Review: The Owl Always Hunts At Night by Samuel Bjork

300794343 stars

Synopsis:

When a young woman is found dead, the police are quick to respond. But what they find at the scene is unexpected. The body is posed, the scene laboriously set. And there is almost no forensic evidence to be found.

Detective Mia Krüger has been signed off work pending psychological assessment. But her boss has less regard for the rules than he should. Desperate to get Mia back in the office, Holger Munch offers her an unofficial deal.

But the usually brilliant Mia is struggling and the team are unable to close the case. Until a young hacker uncovers something that forces the team to confront the scope of the murderer’s plans and face the possibility that he may already be on the hunt for a second victim.


I sent the man out on a mission a couple of weeks ago: ‘here’s a fiver, pick up a book you think I’ll like’.

It’s a low pressure task: I will read much anything and it gives you an idea about what kind of books your nearest and dearest think you read (thank heavens he doesn’t know anything about the culinary erotic horror one).

So, the hunter returns and presents me with this title.
First impressions: Norwegian crime thriller. Hell. Yes.

Everything about this books sounds good to me. Sure, there’ll never be another ‘Girl with a Dragon Tattoo’ but a lot of the books inspired by the Millenium trilogy are great and there’s something about Scandinavian writing styles that appeals to me.
This book didn’t live up to my expectations, however.

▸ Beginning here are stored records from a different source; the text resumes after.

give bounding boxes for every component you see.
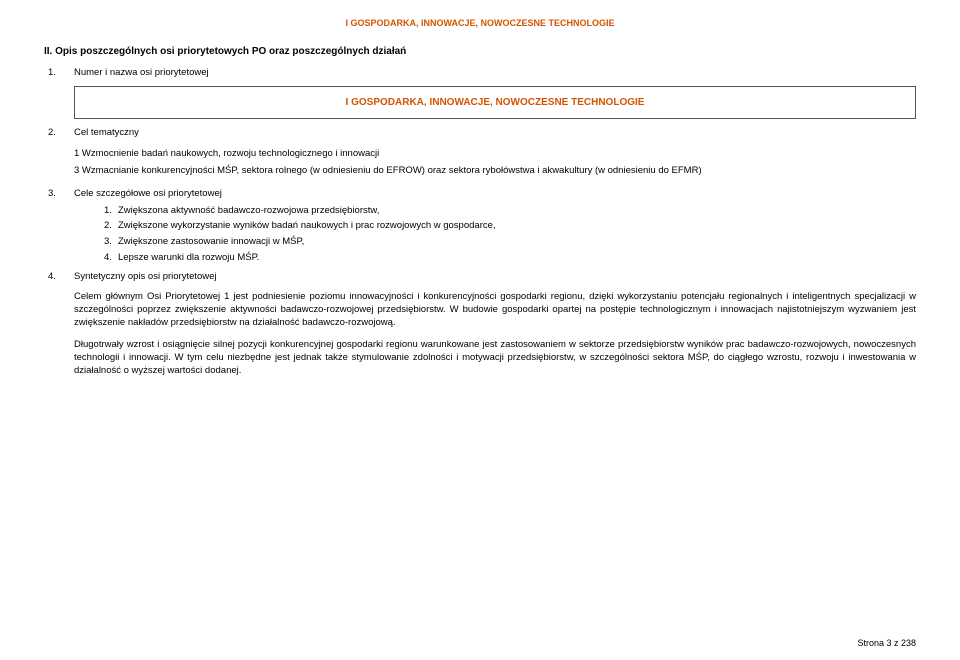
specific-goals-list: 1.Zwiększona aktywność badawczo-rozwojow… [104,205,916,265]
thematic-goals: 1 Wzmocnienie badań naukowych, rozwoju t… [74,148,916,178]
row-1-num: 1. [44,67,74,78]
axis-banner: I GOSPODARKA, INNOWACJE, NOWOCZESNE TECH… [74,86,916,119]
row-2-label: Cel tematyczny [74,127,916,138]
row-3: 3. Cele szczegółowe osi priorytetowej [44,188,916,199]
row-2: 2. Cel tematyczny [44,127,916,138]
goal-item: 2.Zwiększone wykorzystanie wyników badań… [104,220,916,233]
goal-text: Lepsze warunki dla rozwoju MŚP. [118,252,259,263]
goal-item: 4.Lepsze warunki dla rozwoju MŚP. [104,252,916,265]
goal-num: 2. [104,220,118,233]
row-1-label: Numer i nazwa osi priorytetowej [74,67,916,78]
goal-text: Zwiększone zastosowanie innowacji w MŚP, [118,236,304,247]
thematic-goal-1: 1 Wzmocnienie badań naukowych, rozwoju t… [74,148,916,161]
row-2-num: 2. [44,127,74,138]
row-4: 4. Syntetyczny opis osi priorytetowej [44,271,916,282]
summary-para-2: Długotrwały wzrost i osiągnięcie silnej … [74,338,916,378]
row-3-num: 3. [44,188,74,199]
row-4-num: 4. [44,271,74,282]
row-1: 1. Numer i nazwa osi priorytetowej [44,67,916,78]
row-3-label: Cele szczegółowe osi priorytetowej [74,188,916,199]
thematic-goal-3: 3 Wzmacnianie konkurencyjności MŚP, sekt… [74,165,916,178]
goal-item: 3.Zwiększone zastosowanie innowacji w MŚ… [104,236,916,249]
page-header: I GOSPODARKA, INNOWACJE, NOWOCZESNE TECH… [44,18,916,28]
goal-text: Zwiększone wykorzystanie wyników badań n… [118,220,496,231]
goal-num: 4. [104,252,118,265]
goal-num: 1. [104,205,118,218]
goal-text: Zwiększona aktywność badawczo-rozwojowa … [118,205,379,216]
section-title: II. Opis poszczególnych osi priorytetowy… [44,46,916,57]
goal-item: 1.Zwiększona aktywność badawczo-rozwojow… [104,205,916,218]
row-4-label: Syntetyczny opis osi priorytetowej [74,271,916,282]
page-number: Strona 3 z 238 [857,638,916,648]
goal-num: 3. [104,236,118,249]
summary-para-1: Celem głównym Osi Priorytetowej 1 jest p… [74,290,916,330]
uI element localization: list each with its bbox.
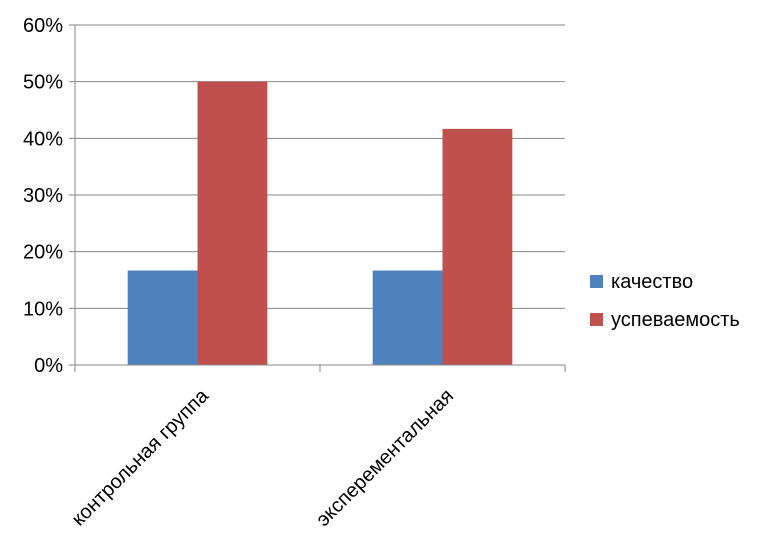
bars [127, 81, 513, 366]
y-axis-tick-labels: 0% 10% 20% 30% 40% 50% 60% [23, 15, 63, 377]
x-category-label: контрольная группа [68, 384, 214, 530]
bar-uspevaemost [197, 81, 268, 366]
legend-label: качество [611, 271, 693, 293]
x-category-label: эксперементальная [312, 385, 458, 531]
legend-label: успеваемость [611, 309, 740, 331]
legend-swatch [590, 313, 603, 326]
y-tick-label: 40% [23, 128, 63, 150]
y-tick-label: 10% [23, 298, 63, 320]
axes [74, 25, 566, 372]
legend: качество успеваемость [590, 271, 740, 331]
y-tick-label: 0% [34, 355, 63, 377]
bar-kachestvo [127, 270, 198, 365]
legend-swatch [590, 275, 603, 288]
y-tick-label: 60% [23, 15, 63, 37]
y-tick-label: 20% [23, 242, 63, 264]
x-axis-tick-labels: контрольная группа эксперементальная [68, 384, 458, 531]
bar-kachestvo [372, 270, 443, 365]
y-tick-label: 30% [23, 185, 63, 207]
y-tick-label: 50% [23, 72, 63, 94]
bar-uspevaemost [442, 128, 513, 365]
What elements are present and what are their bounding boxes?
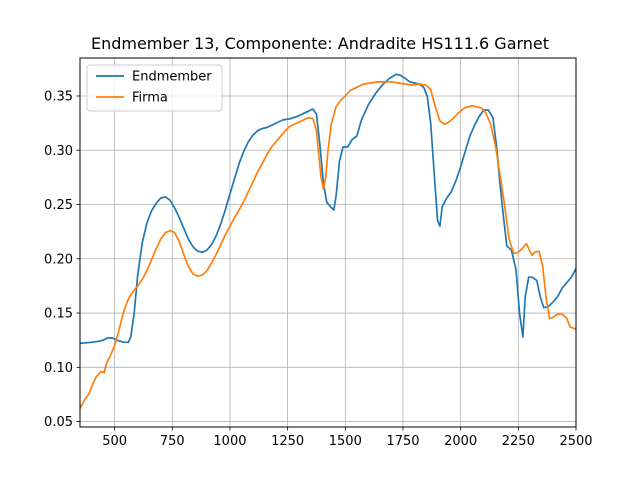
y-tick-label: 0.30 <box>44 144 73 159</box>
y-tick-label: 0.25 <box>44 198 73 213</box>
x-tick-label: 1500 <box>329 434 362 449</box>
series-line-endmember <box>80 73 576 345</box>
x-tick-label: 1750 <box>386 434 419 449</box>
x-axis: 500 750 1000 1250 1500 1750 2000 2250 2500 <box>102 427 593 449</box>
legend-label: Firma <box>132 91 168 106</box>
x-tick-label: 2500 <box>559 434 592 449</box>
x-tick-label: 500 <box>102 434 127 449</box>
x-tick-label: 2250 <box>502 434 535 449</box>
y-tick-label: 0.35 <box>44 89 73 104</box>
chart-title: Endmember 13, Componente: Andradite HS11… <box>91 34 549 53</box>
series-group <box>80 73 576 409</box>
x-tick-label: 2000 <box>444 434 477 449</box>
plot-frame <box>79 57 577 428</box>
y-tick-label: 0.05 <box>44 415 73 430</box>
legend-label: Endmember <box>132 70 212 85</box>
x-tick-label: 1000 <box>213 434 246 449</box>
y-tick-label: 0.20 <box>44 252 73 267</box>
x-tick-label: 750 <box>160 434 185 449</box>
y-tick-label: 0.10 <box>44 361 73 376</box>
y-tick-label: 0.15 <box>44 307 73 322</box>
x-tick-label: 1250 <box>271 434 304 449</box>
y-axis: 0.05 0.10 0.15 0.20 0.25 0.30 0.35 <box>44 89 80 430</box>
legend: Endmember Firma <box>86 64 223 112</box>
series-line-firma <box>80 81 576 409</box>
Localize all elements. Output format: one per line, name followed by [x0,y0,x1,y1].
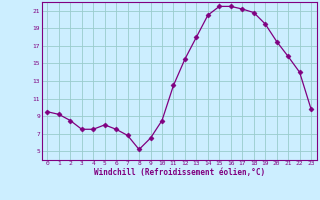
X-axis label: Windchill (Refroidissement éolien,°C): Windchill (Refroidissement éolien,°C) [94,168,265,177]
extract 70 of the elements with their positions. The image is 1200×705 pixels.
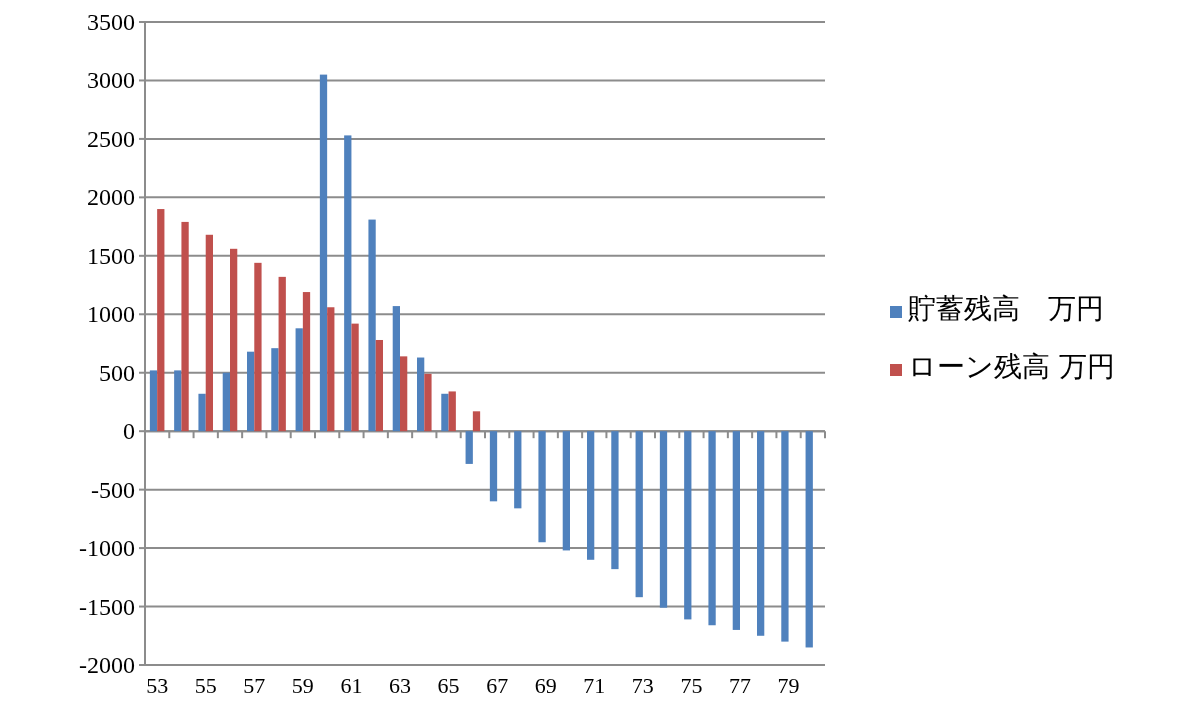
bar — [230, 248, 238, 432]
bar — [344, 135, 352, 432]
y-tick-label: -1000 — [79, 535, 135, 562]
bar — [149, 370, 158, 432]
bar — [732, 431, 740, 630]
x-tick-label: 77 — [729, 673, 751, 698]
bar — [489, 431, 498, 502]
x-tick-label: 63 — [389, 673, 411, 698]
y-tick-label: -500 — [91, 476, 135, 503]
bar — [448, 391, 456, 432]
bar — [659, 431, 668, 608]
x-tick-label: 55 — [194, 673, 217, 698]
x-tick-label: 75 — [680, 673, 703, 698]
y-tick-label: 3500 — [87, 9, 135, 35]
bar — [587, 431, 595, 560]
y-tick-label: -2000 — [79, 652, 135, 678]
bar — [417, 357, 425, 432]
bar — [635, 431, 643, 598]
bar — [181, 221, 189, 432]
y-tick-label: 3000 — [87, 67, 135, 94]
y-tick-label: 0 — [123, 418, 135, 445]
x-tick-label: 67 — [486, 673, 509, 698]
bar — [174, 370, 182, 432]
bar — [708, 431, 716, 626]
bar — [441, 393, 449, 432]
legend-label: 貯蓄残高 万円 — [908, 292, 1104, 325]
bar — [254, 262, 262, 432]
x-tick-label: 65 — [437, 673, 460, 698]
x-tick-label: 79 — [777, 673, 800, 698]
bar — [805, 431, 813, 648]
bar — [319, 74, 328, 432]
x-tick-label: 71 — [583, 673, 606, 698]
bar — [424, 373, 432, 432]
legend-label: ローン残高 万円 — [908, 350, 1115, 383]
x-tick-label: 61 — [340, 673, 363, 698]
x-tick-label: 57 — [243, 673, 266, 698]
bar — [247, 351, 255, 432]
bar — [368, 219, 376, 432]
bar — [684, 431, 692, 620]
bar — [375, 339, 383, 432]
y-tick-label: 1500 — [87, 242, 135, 269]
bar — [400, 356, 408, 432]
bar — [327, 307, 335, 432]
bar — [271, 348, 279, 432]
bar — [302, 292, 311, 432]
bar — [198, 393, 206, 432]
y-tick-label: 2000 — [87, 184, 135, 211]
bar — [514, 431, 522, 509]
x-tick-label: 73 — [631, 673, 654, 698]
x-tick-label: 53 — [146, 673, 169, 698]
bar — [472, 411, 481, 432]
bar — [538, 431, 546, 543]
y-tick-label: 1000 — [87, 301, 135, 328]
bar — [295, 328, 303, 432]
bar — [562, 431, 570, 551]
x-tick-label: 69 — [534, 673, 557, 698]
bar — [757, 431, 765, 636]
y-tick-label: 500 — [99, 359, 135, 386]
bar — [465, 431, 473, 464]
bar — [205, 234, 213, 432]
y-tick-label: -1500 — [79, 593, 135, 620]
bar — [392, 306, 400, 432]
bar — [781, 431, 789, 642]
x-tick-label: 59 — [291, 673, 314, 698]
bar — [611, 431, 619, 570]
y-tick-label: 2500 — [87, 125, 135, 152]
bar — [351, 323, 359, 432]
bar — [222, 372, 230, 432]
bar — [157, 209, 165, 432]
bar — [278, 276, 286, 432]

Big fat clues were dropped from the very beginning and by the middle of the book, I had it figured out and just followed it to the end to make sure.

The writing style was quite disjointed, which made me wondering if it had been translated. A lot of the emphasis was put on the mental state of the detectives and their backstories rather than scene building, which is usually exactly what I look for in a book but I couldn’t really relate to any of the characters on a meaning ful level.

The crimes themselves were too bizarre and unlikely to be scary or convincing. The police task force assigned to solving the murder seemed entirely comprised of people who shouldn’t be in that line of work – at least 3 of the leading officers suffer from uncontrolled substance abuse, addiction and/or ridiculously contrived personal issues.
I feel that the author was aiming for gritty and dark with his characters and storyline, but the unlikeliness of a lot of the situations counteracted that.
With that in mind, if you like thrillers which are creative but not altogether scary – this may well be the book for you!